Oswaldo Cruz Foundation (Fiocruz), Rio de Janeiro, Brazil.
Military Institute of Engineering (IME), Rio de Janeiro, Brazil.
Sci Data. 2022 Aug 10;9(1):489. doi: 10.1038/s41597-022-01581-2.
The lack of georeferencing in geospatial datasets hinders the accomplishment of scientific studies that rely on accurate data. This is particularly concerning in the field of health sciences, where georeferenced data could lead to scientific results of great relevance to society. The Brazilian health systems, especially those for Notifiable Diseases, in practice do not register georeferenced data; instead, the records indicate merely the municipality in which the event occurred. Typically in data-driven modeling, accurate disease prediction models based on occurrence requires socioenvironmental characteristics of the exact location of each event, which is often unavailable. To enrich the expressiveness of data-driven models when the municipality of the event is the best available information, we produced datasets with statistical characterization of all 5,570 Brazilian municipalities in 642 layers of thematic data that represent the natural and artificial characteristics of the municipalities' landscapes over time. This resulted in a collection of datasets comprising a total of 11,556 descriptive statistics attributes for each municipality.

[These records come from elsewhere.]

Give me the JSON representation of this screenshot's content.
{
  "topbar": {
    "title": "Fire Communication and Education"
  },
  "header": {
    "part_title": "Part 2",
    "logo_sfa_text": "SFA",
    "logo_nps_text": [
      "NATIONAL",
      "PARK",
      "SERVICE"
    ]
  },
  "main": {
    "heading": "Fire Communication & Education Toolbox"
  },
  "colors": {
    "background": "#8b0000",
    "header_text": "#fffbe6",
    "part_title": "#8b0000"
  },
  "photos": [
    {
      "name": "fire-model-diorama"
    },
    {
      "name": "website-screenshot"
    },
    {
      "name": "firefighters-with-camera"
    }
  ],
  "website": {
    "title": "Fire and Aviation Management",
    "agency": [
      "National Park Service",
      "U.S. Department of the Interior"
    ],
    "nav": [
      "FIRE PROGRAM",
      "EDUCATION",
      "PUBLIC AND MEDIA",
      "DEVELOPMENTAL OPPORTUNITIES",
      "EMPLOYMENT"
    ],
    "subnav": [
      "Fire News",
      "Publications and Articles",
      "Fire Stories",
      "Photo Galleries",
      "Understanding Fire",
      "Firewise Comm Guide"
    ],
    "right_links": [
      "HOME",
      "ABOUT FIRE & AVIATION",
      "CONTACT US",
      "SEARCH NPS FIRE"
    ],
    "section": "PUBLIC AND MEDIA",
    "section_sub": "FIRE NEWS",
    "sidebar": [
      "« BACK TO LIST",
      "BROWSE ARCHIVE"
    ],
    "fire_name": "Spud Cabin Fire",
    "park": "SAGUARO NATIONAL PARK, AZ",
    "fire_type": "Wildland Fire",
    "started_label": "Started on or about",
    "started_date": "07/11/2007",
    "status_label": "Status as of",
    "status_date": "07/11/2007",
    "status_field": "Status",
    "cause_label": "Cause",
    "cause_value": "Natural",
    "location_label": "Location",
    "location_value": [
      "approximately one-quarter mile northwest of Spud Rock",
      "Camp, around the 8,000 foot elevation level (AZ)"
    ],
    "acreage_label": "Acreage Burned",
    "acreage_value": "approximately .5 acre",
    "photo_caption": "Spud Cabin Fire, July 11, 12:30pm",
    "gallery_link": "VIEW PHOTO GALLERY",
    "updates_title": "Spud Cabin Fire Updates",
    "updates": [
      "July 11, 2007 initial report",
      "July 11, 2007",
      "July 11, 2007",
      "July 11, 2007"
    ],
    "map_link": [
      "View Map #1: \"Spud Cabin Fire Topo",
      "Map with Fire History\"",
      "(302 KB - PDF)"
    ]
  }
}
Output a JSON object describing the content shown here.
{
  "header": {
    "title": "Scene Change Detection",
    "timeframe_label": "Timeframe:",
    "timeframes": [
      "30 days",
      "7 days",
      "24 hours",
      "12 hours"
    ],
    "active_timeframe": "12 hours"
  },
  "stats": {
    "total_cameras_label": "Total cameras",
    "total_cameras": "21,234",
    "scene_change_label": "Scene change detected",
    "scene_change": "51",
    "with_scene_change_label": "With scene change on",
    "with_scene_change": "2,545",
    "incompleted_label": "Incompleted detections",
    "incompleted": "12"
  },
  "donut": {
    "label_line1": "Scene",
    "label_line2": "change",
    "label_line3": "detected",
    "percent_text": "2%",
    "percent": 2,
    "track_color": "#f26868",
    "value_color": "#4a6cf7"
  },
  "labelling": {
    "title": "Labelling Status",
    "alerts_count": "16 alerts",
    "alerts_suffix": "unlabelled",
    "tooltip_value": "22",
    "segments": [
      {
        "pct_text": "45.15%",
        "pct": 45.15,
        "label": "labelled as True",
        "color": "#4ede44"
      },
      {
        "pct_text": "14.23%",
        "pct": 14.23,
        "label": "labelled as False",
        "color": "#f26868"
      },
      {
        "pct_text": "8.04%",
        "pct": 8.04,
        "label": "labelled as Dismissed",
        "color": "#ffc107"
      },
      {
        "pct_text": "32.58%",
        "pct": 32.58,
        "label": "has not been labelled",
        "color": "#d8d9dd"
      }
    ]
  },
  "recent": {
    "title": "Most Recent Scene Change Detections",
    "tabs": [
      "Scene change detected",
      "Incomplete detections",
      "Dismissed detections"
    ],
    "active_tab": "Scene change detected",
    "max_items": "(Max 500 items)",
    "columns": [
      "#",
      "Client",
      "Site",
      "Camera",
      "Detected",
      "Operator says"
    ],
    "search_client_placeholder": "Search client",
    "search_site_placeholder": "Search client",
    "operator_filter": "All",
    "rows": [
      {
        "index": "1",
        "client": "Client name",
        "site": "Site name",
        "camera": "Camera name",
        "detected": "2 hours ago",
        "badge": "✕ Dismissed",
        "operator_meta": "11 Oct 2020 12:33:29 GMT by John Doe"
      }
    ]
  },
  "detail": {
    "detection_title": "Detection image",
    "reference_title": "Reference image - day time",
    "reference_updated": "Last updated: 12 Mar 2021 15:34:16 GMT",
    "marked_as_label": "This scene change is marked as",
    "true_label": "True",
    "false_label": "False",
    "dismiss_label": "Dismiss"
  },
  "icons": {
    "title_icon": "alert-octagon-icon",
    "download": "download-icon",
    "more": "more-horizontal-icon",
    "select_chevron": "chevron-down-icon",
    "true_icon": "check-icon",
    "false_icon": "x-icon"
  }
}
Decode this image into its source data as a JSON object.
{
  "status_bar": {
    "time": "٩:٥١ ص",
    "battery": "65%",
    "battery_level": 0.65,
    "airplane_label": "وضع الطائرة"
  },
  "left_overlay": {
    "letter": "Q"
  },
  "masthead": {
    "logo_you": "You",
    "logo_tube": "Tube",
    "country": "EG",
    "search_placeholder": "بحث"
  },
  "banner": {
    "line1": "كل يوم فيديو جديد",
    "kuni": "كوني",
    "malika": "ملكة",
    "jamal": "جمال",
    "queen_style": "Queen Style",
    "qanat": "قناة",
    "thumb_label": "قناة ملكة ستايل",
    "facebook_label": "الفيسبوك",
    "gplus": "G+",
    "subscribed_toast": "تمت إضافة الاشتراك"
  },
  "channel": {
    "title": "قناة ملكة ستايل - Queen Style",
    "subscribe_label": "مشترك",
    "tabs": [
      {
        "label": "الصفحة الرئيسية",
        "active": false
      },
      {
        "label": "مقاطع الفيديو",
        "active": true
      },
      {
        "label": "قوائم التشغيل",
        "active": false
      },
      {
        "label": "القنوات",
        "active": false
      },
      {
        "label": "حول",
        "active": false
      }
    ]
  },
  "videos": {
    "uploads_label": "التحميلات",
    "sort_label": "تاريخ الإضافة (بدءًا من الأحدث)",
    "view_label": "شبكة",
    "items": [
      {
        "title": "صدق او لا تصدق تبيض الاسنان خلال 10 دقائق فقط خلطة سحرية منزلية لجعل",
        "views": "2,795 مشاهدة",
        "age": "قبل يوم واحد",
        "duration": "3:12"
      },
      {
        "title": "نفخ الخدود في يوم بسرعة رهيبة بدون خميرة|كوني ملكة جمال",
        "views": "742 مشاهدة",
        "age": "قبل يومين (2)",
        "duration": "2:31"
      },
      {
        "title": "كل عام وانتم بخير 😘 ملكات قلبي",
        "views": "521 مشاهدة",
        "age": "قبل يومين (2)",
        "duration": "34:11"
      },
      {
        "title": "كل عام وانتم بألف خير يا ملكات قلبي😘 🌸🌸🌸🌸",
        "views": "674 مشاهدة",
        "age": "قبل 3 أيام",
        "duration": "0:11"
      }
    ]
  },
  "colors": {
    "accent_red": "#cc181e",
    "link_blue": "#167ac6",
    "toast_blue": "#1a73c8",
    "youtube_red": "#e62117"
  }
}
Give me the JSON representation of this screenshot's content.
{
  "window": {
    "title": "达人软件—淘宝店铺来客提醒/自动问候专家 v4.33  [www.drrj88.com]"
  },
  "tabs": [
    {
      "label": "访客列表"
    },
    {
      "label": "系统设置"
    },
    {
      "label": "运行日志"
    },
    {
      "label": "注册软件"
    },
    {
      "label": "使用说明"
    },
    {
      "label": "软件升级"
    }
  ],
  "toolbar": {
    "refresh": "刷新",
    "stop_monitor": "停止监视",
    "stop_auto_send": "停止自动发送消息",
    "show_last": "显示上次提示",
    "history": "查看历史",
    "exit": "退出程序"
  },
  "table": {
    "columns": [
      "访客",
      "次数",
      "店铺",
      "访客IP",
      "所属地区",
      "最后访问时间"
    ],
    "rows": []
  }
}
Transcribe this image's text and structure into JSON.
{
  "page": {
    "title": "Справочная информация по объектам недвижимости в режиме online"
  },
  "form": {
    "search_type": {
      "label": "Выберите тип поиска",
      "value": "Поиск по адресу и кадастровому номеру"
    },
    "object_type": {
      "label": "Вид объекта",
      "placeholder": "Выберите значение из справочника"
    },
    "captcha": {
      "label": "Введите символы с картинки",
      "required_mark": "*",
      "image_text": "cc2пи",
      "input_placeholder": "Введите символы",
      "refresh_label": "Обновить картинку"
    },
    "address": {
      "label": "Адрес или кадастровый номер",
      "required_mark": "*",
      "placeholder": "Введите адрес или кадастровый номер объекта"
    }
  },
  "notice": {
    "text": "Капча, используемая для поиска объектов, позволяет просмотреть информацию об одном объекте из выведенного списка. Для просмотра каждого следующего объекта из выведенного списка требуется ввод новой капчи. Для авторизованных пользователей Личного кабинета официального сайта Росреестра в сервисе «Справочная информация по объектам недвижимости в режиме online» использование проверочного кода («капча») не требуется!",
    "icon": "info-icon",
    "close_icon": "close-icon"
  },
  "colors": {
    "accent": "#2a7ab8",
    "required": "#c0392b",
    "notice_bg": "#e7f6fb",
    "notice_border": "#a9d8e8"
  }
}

地理空间数据集缺乏地理参考信息,这阻碍了依赖准确数据的科学研究的完成。在健康科学领域,这尤其令人担忧,因为地理参考数据可以带来对社会具有重要意义的科学成果。巴西的卫生系统,特别是那些针对法定传染病的系统,实际上并没有记录地理参考数据;相反,记录只表明了事件发生的直辖市。通常在基于数据的建模中,基于发生的准确疾病预测模型需要每个事件的确切位置的社会环境特征,而这些特征往往是不可用的。为了在事件发生的直辖市是最可用信息的情况下丰富数据驱动模型的表达能力,我们生成了数据集,这些数据集具有对巴西所有 5570 个直辖市的统计特征描述,共包含 642 层专题数据,这些数据代表了直辖市景观的自然和人工特征随时间的变化。这产生了一个数据集集合,其中包含每个直辖市的总共 11556 个描述性统计属性。